Of course, the international limit – without the tighter Swiss rules – already contains sufficient precautions to protect the population from possible effects. Otherwise, only the Swiss population would be protected and the rest of the world would not.
However, the Swiss journey does not end with this one additional precaution. In addition, the rules have been tightened so that the expected field intensity (radiation)is extrapolated with technical specifications (worst-case assumptions) for the building permit, which in turn contain generous reserves several times over. This is also evident in the measurements.
The report states on page 53: “The field intensity measured in the first year of data collection reached a maximum of 15% of the emission limit (EL) in publicly accessible areas, and in the vast majority of cases they were in the low single-digit percentage range. In the private apartments surveyed to date (which are usually subject to the more stringent installation limit value), the maximum exploitation of the emission limit was less than 4%.”
It should be noted, however, that measurements have only been taken in four of the planned 100 apartments. In its media release of 15 June 2022, the FOEN continues: “In private apartments, the measurements are only just beginning. The exposure measured so far is consistently low, but the number of measurements is still small. Therefore, no generally valid statements can yet be derived.”
Critics use this point as a fit occasion to badmouth the results. However, the results already available lead to a different conclusion: obviously, there is a very large discrepancy between the values calculated in advance, which are decisive for the building permit, and the values actually measured, which then actually occur during operation.

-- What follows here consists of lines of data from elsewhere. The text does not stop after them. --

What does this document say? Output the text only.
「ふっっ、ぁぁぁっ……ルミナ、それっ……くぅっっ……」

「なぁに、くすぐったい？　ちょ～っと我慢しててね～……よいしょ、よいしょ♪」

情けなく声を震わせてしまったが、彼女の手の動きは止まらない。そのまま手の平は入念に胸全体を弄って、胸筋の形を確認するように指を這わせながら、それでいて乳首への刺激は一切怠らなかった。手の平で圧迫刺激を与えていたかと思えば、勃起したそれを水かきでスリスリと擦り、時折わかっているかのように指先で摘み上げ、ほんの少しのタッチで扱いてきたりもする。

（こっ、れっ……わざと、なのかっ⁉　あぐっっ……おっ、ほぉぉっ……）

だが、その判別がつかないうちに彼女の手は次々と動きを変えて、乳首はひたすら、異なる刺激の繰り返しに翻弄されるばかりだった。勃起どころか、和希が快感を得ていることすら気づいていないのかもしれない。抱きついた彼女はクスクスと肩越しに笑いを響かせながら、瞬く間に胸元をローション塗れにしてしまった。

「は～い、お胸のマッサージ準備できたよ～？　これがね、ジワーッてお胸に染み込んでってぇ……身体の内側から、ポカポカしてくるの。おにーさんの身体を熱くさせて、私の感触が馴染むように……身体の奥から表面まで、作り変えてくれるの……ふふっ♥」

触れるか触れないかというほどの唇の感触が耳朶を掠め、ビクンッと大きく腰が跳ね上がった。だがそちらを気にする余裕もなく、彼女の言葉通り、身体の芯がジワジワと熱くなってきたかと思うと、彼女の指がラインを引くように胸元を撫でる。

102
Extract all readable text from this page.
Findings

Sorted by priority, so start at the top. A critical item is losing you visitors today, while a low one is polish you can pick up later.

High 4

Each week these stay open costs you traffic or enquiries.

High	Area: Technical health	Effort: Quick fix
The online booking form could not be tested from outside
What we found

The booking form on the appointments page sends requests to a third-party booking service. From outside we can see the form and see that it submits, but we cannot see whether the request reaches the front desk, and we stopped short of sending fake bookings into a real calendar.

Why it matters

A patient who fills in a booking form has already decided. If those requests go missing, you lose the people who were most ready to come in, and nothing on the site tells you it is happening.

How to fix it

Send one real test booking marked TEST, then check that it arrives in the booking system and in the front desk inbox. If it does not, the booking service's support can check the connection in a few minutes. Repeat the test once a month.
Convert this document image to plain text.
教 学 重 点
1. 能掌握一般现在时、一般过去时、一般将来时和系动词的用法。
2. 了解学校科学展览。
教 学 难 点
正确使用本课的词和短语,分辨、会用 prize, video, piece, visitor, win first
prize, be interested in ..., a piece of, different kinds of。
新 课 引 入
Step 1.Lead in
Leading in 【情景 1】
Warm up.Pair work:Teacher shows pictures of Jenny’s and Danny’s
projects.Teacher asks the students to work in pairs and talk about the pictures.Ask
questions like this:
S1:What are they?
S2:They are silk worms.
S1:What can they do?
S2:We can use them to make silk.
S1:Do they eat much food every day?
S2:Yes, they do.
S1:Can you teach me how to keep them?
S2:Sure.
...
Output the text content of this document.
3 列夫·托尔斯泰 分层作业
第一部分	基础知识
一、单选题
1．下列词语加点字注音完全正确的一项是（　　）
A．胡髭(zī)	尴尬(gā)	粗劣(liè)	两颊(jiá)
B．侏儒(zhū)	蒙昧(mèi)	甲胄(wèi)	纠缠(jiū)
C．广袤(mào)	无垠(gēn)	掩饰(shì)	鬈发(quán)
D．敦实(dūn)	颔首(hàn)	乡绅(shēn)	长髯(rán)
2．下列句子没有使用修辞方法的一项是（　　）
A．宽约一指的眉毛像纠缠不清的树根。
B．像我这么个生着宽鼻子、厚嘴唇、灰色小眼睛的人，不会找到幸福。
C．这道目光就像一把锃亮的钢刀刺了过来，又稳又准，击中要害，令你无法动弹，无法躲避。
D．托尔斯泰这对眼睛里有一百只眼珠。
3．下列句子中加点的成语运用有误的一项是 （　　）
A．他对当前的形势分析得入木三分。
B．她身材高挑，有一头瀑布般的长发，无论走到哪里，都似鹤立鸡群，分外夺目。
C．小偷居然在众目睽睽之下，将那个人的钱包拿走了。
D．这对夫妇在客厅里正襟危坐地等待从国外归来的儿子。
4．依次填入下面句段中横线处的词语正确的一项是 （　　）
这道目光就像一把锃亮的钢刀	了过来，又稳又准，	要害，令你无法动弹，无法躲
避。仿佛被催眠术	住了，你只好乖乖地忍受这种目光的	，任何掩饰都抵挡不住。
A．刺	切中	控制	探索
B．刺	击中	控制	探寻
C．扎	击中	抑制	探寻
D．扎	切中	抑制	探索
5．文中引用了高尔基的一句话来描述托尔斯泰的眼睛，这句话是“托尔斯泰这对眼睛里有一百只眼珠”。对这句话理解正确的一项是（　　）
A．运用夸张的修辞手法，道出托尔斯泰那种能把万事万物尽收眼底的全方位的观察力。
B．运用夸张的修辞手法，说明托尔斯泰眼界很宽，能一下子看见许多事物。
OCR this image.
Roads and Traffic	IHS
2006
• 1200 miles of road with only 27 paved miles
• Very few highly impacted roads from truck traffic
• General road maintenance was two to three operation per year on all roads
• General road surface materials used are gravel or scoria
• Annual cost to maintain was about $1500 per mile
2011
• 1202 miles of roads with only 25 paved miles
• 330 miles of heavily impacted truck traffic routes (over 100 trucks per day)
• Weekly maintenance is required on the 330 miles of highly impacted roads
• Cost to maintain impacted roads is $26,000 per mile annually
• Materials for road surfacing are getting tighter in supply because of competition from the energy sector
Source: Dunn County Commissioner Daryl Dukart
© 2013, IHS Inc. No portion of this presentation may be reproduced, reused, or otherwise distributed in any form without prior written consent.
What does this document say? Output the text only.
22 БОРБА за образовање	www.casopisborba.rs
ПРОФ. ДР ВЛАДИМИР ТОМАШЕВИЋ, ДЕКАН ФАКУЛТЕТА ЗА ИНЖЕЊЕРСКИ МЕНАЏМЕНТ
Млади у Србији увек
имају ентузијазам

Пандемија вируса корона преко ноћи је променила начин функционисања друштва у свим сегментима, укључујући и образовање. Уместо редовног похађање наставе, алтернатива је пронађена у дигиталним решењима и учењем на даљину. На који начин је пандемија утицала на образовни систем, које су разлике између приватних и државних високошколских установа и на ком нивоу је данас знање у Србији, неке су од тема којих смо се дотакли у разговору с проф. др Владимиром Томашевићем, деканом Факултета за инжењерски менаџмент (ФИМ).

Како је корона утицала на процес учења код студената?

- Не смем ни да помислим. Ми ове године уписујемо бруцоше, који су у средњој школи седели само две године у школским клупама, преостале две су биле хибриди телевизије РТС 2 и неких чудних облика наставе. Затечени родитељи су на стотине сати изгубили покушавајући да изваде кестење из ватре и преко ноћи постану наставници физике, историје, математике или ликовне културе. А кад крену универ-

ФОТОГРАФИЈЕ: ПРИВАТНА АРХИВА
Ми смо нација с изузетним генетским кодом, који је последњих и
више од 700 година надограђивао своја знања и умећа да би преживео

The method with worst-case assumptions results in the field intensity being greatly overestimated in the calculation, which is also reflected in the measurement report: the values actually measured are much lower. This is due to the multiple precautionary principle.
As a result, however, operators are unable to exploit the permissible performance even within the narrow confines of the Swiss legislation. Although the performance has already been massively reduced, it can also only be exploited inadequately.
What does this mean for network operation? The capacity and range per antenna are decreasing, even though they could and should perform better. Where customer demand increases, more antennas are also needed, as the existing antennas have to work with the handbrake on. With a realistic calculation, additional antennas could be avoided in some cases.